Nicoll’s apprehension of the conspiracy that had been woven around
Bourdin was corroborated by an improbable source more than a decade later, when Joseph Conrad wrote
The Secret Agent
. Despite Conrad’s assurance to his publisher that the plot was ‘based on inside knowledge of a certain event’, which was clearly the Greenwich bombing, in certain respects the novel presented a rather schematic cross-section of the anarchist world of the period. Comrade Ossipon may be taken as a slightly facetious version of Kropotkin; Yundt of the firebrand Johann Most. But when Verloc, the equivalent of Henry Samuels in Conrad’s account, who habitually works as a nark for Chief Inspector Heat, recruits the Bourdin character, Stevie, into bombing the Observatory, he is in fact acting on the behest of Mr Vladimir, assigned the position of first secretary at the Russian Embassy but an obvious avatar of Rachkovsky.

Conrad would later protest, perhaps too much, that the work was drawn primarily from imagination. In reflecting on a realm where fact and fiction were constantly and intentionally being blurred, however, his well-informed storytelling may come closer to illuminating the truth than documentary sources that are so often partial and distorting. As to the true quality of the ‘inside knowledge’ about which Conrad boasted, the proof lies in the figure of the novel’s purveyor of explosives, ‘The Professor’, whose elusive factual counterpart, bearing the very same sobriquet, is today known only from French police files that remained locked away in the Paris prefecture until long after the novelist’s death. In one intriguing report, the real ‘Professor’ is said to have supplied Emile Henry’s mentor, Constant Martin, with dynamite; in another, more significantly, the French informant states that ‘Russian anarchists have confirmed that the school for the manufacture of bombs is in London and that the Professor is a Russian refugee’.

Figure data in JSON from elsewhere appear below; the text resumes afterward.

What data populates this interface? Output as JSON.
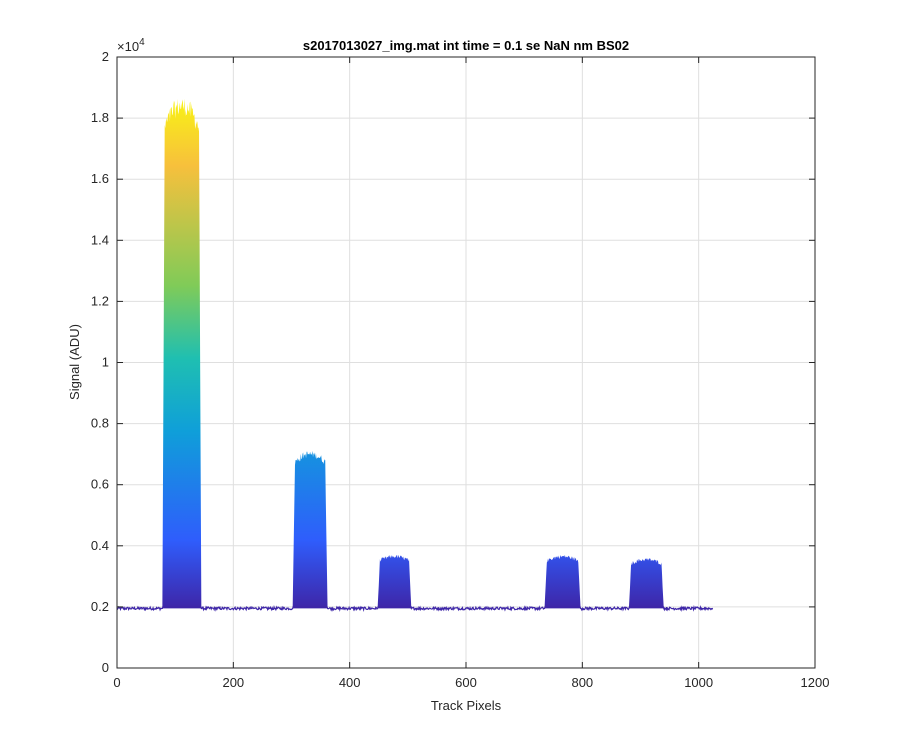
{
  "chart_data": {
    "type": "area",
    "title": "s2017013027_img.mat int time = 0.1 se  NaN nm BS02",
    "xlabel": "Track Pixels",
    "ylabel": "Signal (ADU)",
    "xlim": [
      0,
      1200
    ],
    "ylim": [
      0,
      20000
    ],
    "x_ticks": [
      "0",
      "200",
      "400",
      "600",
      "800",
      "1000",
      "1200"
    ],
    "y_ticks": [
      "0",
      "0.2",
      "0.4",
      "0.6",
      "0.8",
      "1",
      "1.2",
      "1.4",
      "1.6",
      "1.8",
      "2"
    ],
    "y_exponent_label": "×10",
    "y_exponent_power": "4",
    "grid": true,
    "x_data_end": 1024,
    "baseline": 1950,
    "peaks": [
      {
        "x_start": 78,
        "x_end": 145,
        "level": 18400
      },
      {
        "x_start": 302,
        "x_end": 362,
        "level": 7000
      },
      {
        "x_start": 448,
        "x_end": 506,
        "level": 3650
      },
      {
        "x_start": 735,
        "x_end": 797,
        "level": 3650
      },
      {
        "x_start": 880,
        "x_end": 940,
        "level": 3550
      }
    ],
    "colormap": [
      "#3e26a8",
      "#2f5dfc",
      "#0f9fd9",
      "#1fbfb1",
      "#80cb58",
      "#f7c03c",
      "#f9fb0e"
    ]
  }
}
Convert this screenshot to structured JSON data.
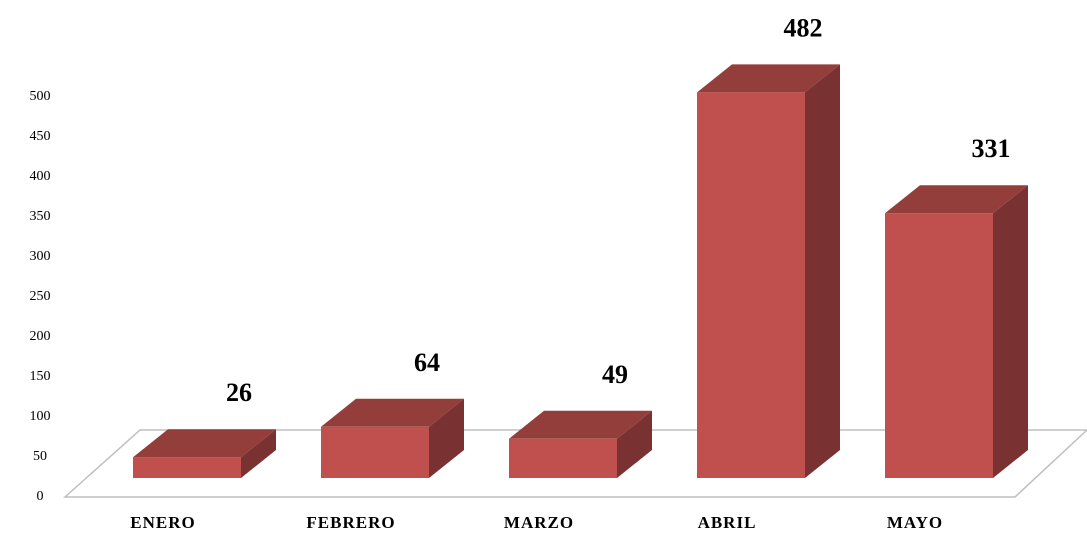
{
  "chart_data": {
    "type": "bar",
    "categories": [
      "ENERO",
      "FEBRERO",
      "MARZO",
      "ABRIL",
      "MAYO"
    ],
    "values": [
      26,
      64,
      49,
      482,
      331
    ],
    "color": "#c0504d",
    "ylim": [
      0,
      500
    ],
    "yticks": [
      0,
      50,
      100,
      150,
      200,
      250,
      300,
      350,
      400,
      450,
      500
    ]
  }
}
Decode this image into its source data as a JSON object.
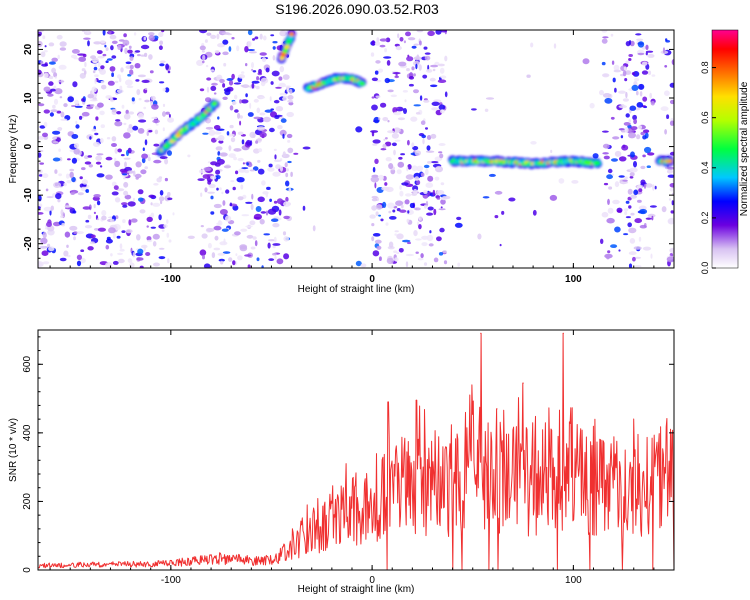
{
  "figure": {
    "title": "S196.2026.090.03.52.R03"
  },
  "chart_data": [
    {
      "type": "heatmap",
      "xlabel": "Height of straight line (km)",
      "ylabel": "Frequency (Hz)",
      "xlim": [
        -166,
        150
      ],
      "ylim": [
        -25,
        24
      ],
      "x_ticks": [
        "-100",
        "0",
        "100"
      ],
      "y_ticks": [
        "-20",
        "-10",
        "0",
        "10",
        "20"
      ],
      "colorbar": {
        "label": "Normalized spectral amplitude",
        "range": [
          0,
          0.95
        ],
        "ticks": [
          "0.0",
          "0.2",
          "0.4",
          "0.6",
          "0.8"
        ]
      },
      "ridges": [
        {
          "x": [
            -105,
            -95,
            -85,
            -78
          ],
          "freq": [
            -1,
            3,
            6,
            9
          ]
        },
        {
          "x": [
            -45,
            -42,
            -40
          ],
          "freq": [
            18,
            21,
            23
          ]
        },
        {
          "x": [
            -32,
            -25,
            -18,
            -10,
            -5
          ],
          "freq": [
            12,
            13,
            14,
            14,
            13
          ]
        },
        {
          "x": [
            40,
            60,
            80,
            100,
            112
          ],
          "freq": [
            -3,
            -3,
            -3.5,
            -3,
            -3.5
          ]
        },
        {
          "x": [
            143,
            148
          ],
          "freq": [
            -3,
            -3
          ]
        }
      ],
      "gaps": [
        [
          -100,
          -85
        ],
        [
          -40,
          0
        ],
        [
          37,
          115
        ],
        [
          140,
          145
        ]
      ]
    },
    {
      "type": "line",
      "xlabel": "Height of straight line (km)",
      "ylabel": "SNR (10 * v/v)",
      "xlim": [
        -166,
        150
      ],
      "ylim": [
        0,
        700
      ],
      "x_ticks": [
        "-100",
        "0",
        "100"
      ],
      "y_ticks": [
        "0",
        "200",
        "400",
        "600"
      ],
      "color": "#f03030",
      "envelope": {
        "x": [
          -166,
          -140,
          -110,
          -90,
          -75,
          -65,
          -55,
          -45,
          -38,
          -30,
          -20,
          -10,
          0,
          10,
          20,
          30,
          40,
          50,
          55,
          60,
          70,
          80,
          90,
          95,
          100,
          110,
          120,
          130,
          140,
          150
        ],
        "y": [
          15,
          18,
          20,
          30,
          40,
          35,
          30,
          50,
          100,
          150,
          180,
          220,
          250,
          300,
          320,
          340,
          300,
          380,
          690,
          350,
          360,
          320,
          380,
          690,
          350,
          330,
          310,
          300,
          320,
          390
        ]
      },
      "peaks": [
        {
          "x": 54,
          "y": 690
        },
        {
          "x": 95,
          "y": 690
        },
        {
          "x": 8,
          "y": 490
        },
        {
          "x": 22,
          "y": 495
        },
        {
          "x": 75,
          "y": 545
        },
        {
          "x": 62,
          "y": 470
        }
      ]
    }
  ]
}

Unfortunately for the anarchist movement as a whole, in the London underworld of early 1894, it was all too easy for those accused by Nicoll to dismiss his suspicions as far-fetched: a further symptom of his paranoia, whose disruptive effects were beginning to weary even those who had some sympathy for the poor man’s plight. For whilst rumours that Bourdin’s intended destination had been Epping Forest, where he intended to test the bomb, may have carried echoes of the Landesen plot of 1890, they hardly constituted proof of Russian involvement. Furthermore, claims by anarchists to have received unsolicited deliveries of explosive materials, of which they had then wisely disposed, shortly before Special Branch ransacked their homes in search of incriminating evidence, could be easily explained away as anti-police propaganda. And when a pair of anarchists, Ricken and Brall, who had previously been suspected by
neighbours of manufacturing bombs, suddenly disappeared, two days after Bourdin’s death, the move suggested the remaining members of a terrorist cell hastily going to ground, more than it did innocents fleeing persecution.